La finesse de l’analyse apparaît une nouvelle fois lorsqu’est introduite la notion de valeur collective, c’est-à-dire lorsque l’on passe «de l’échange entre deux ou plusieurs individus aux échanges de valeur entre sociétés entières» (JP65a, p. 113). Ce passage résulte du fait que deux ou plusieurs personnes partagent la même échelle de valeur, de façon bien sûr non pas accidentelle, mais durable, et que ces personnes reconnaissent la présence de cette échelle commune.

En pareil cas, l’action de A par rapport à B reçoit un surplus de valeur, et vice et versa pour l’action de B par rapport à A. Il y a également augmentation des satisfactions résultant de ces actions.

L’apparition de valeurs collectives peut survenir au sein d’un couple (qui valorise par exemple un passé commun), d’une famille, d’une association scientifique ou d’un parti politique, d’une nation, ou de la communauté humaine toute entière.

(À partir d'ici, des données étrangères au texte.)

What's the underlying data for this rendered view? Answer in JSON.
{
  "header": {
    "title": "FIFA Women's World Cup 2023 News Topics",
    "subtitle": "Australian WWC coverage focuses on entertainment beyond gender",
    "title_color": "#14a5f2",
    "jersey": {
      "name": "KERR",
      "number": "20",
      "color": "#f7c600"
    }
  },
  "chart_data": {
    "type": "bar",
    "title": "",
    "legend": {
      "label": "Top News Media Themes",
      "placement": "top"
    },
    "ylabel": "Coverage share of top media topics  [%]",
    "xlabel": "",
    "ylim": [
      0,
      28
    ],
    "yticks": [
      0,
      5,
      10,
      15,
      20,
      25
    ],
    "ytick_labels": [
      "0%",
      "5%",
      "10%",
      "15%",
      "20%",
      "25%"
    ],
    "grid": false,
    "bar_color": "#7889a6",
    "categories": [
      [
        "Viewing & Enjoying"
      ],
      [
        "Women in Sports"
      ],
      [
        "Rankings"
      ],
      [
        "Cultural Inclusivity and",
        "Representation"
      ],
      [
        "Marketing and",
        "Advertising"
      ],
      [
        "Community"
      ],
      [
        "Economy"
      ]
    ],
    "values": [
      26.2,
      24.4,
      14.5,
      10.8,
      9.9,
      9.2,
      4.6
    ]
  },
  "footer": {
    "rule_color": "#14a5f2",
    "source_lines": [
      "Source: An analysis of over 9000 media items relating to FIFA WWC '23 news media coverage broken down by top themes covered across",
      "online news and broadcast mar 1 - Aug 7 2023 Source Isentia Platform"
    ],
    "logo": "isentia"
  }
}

A tous ces niveaux de la vie sociale, ce qui importe, ce qui fait naître la société aux yeux mêmes de ses membres, est la reconnaissance d’un certain nombre de valeurs communes.

Une fois ce point acquis, les deux équations exprimant les conditions de l’équilibre des échanges entre individus paraissent pouvoir se généraliser sans difficulté aux échanges entre groupes sociaux (étant entendu que des échanges interindividuels mettant en jeu des échelles de valeurs différentes peuvent se produire par ailleurs aussi bien entre les membres d’un groupe, qu’entre des membres qui n’appartiennent pas au même groupe social).

Au sein d’une société du type nation par exemple, dont les membres partagent donc une série de valeurs communes, une classe A peut rendre service à une classe B en capitalisant ainsi un crédit dont la classe B devra s’acquitter. Là encore, comme dans les échanges entre les individus, plus le temps passera, plus le crédit de A tendra à se dévaloriser.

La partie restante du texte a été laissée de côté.